По-разному пел я в той спальне, там суждено мне было пережить и самые худшие, и самые лучшие моменты в моей жизни. Музыка, написанная для церкви, часто бывает прекрасной, но она не предназначается для десятилетнего сопрано, одиноко поющего в спальной комнате. Ульрих не имел интереса помогать мне готовиться к приватным концертам, которые он не мог услышать, и в том, как я соединял вместе куски разных произведений, не было ничего, кроме примитивного артистизма, с которым моя мать размахивала своими колотушками. Я часто спотыкался, только инстинктивно догадываясь, как сменить тональность или перейти от спокойного григорианского песнопения к цветистости Вивальди. Что за дерзости я совершал в этой спальной комнате! Я разрывал на части и снова восстанавливал литании[22], делил псалмы надвое, смешивал латынь с немецким, калеча оба языка, — и все это за пределами церкви или собора, и все это в маленькой полутемной спальне.

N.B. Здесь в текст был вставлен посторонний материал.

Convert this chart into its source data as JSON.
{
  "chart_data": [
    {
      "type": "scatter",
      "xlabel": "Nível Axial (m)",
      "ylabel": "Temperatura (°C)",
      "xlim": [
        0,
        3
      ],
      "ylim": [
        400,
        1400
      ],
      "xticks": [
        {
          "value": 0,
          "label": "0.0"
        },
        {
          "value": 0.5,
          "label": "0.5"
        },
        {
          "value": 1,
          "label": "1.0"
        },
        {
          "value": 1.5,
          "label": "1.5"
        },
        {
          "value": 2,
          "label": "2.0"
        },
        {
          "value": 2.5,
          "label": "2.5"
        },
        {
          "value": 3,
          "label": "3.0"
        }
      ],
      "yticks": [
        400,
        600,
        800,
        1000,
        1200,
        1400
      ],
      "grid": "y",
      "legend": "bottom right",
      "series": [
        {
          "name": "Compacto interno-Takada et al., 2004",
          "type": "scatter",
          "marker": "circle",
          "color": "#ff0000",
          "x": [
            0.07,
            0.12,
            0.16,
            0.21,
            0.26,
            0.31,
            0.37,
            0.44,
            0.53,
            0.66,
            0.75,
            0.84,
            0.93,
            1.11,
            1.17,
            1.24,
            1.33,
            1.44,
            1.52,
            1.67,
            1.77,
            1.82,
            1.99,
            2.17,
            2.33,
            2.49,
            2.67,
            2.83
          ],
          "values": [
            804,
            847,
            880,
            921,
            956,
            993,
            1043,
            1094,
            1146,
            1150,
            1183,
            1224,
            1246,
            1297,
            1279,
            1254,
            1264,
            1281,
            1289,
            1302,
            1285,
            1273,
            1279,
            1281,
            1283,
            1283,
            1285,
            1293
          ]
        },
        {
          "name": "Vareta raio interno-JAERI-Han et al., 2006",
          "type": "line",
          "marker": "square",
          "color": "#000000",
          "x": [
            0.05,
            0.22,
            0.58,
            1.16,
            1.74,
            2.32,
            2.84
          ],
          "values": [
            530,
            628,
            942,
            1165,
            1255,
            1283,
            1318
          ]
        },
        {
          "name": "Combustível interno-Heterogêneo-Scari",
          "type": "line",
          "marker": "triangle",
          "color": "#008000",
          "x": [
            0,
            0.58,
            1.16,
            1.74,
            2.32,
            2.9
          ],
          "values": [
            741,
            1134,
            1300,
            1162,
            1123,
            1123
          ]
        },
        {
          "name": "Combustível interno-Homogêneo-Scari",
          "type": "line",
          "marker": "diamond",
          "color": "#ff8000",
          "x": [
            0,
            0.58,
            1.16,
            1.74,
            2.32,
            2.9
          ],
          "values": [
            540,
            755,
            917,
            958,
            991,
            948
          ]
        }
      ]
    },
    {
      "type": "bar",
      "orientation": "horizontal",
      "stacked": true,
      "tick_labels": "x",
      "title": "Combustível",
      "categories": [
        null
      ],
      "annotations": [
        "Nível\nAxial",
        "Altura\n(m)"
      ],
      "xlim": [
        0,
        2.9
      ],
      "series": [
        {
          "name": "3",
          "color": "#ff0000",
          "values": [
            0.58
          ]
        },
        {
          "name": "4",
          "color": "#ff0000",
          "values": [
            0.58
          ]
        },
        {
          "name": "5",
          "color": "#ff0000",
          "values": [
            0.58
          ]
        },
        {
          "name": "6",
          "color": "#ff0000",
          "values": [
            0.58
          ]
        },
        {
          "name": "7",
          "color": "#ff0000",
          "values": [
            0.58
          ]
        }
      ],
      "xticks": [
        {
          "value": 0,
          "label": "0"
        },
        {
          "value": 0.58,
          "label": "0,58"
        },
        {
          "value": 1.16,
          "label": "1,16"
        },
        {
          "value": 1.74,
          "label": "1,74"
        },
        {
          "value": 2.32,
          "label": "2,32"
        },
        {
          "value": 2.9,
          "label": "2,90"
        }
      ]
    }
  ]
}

Впоследствии, уже в зрелые годы, я начал понимать, что в комнате фрау Дуфт получил тот важный инструментарий, которого не приобрел за время учебы в аббатстве. Например, в солнечном Неаполе мальчиков вроде меня обучают в великих неаполитанских conservatori; там они разучивают арии, которые будут исполнять в Сан-Карло или в Театро Дукале, и учатся они не только идеальному дыханию, осанке и интонации — если уж говорить обо всем этом, то Ульрих был величайшим маэстро в этих областях, — но и творческой свободе виртуоза. Двадцать лет спустя в беснующемся Сан-Карло я растянул арию, состоявшую всего из шести предложений, на целых двадцать пять минут, а потом, после десяти минут оваций, сделал это снова без всякой подготовки. Но в спальне фрау Дуфт я только начинал чувствовать, как были написаны произведения и, следовательно, как они могут быть переписаны, улучшены, облегчены, утяжелены, растянуты, сжаты — или перевернуты задом наперед, чтобы вызвать смех. Одна и та же нота иногда заставляла фрау Дуфт плакать, а в другом случае — улыбаться. Если был я в настроении петь радостно, в быстром темпе, с переливами, то я так и делал. А если был в настроении мрачном, то мог начать с литургических песнопений Николая и растягивать их до тех пор, пока у фрау Дуфт и Амалии не становились стеклянными глаза и в них не появлялась мечта об идеальном мире.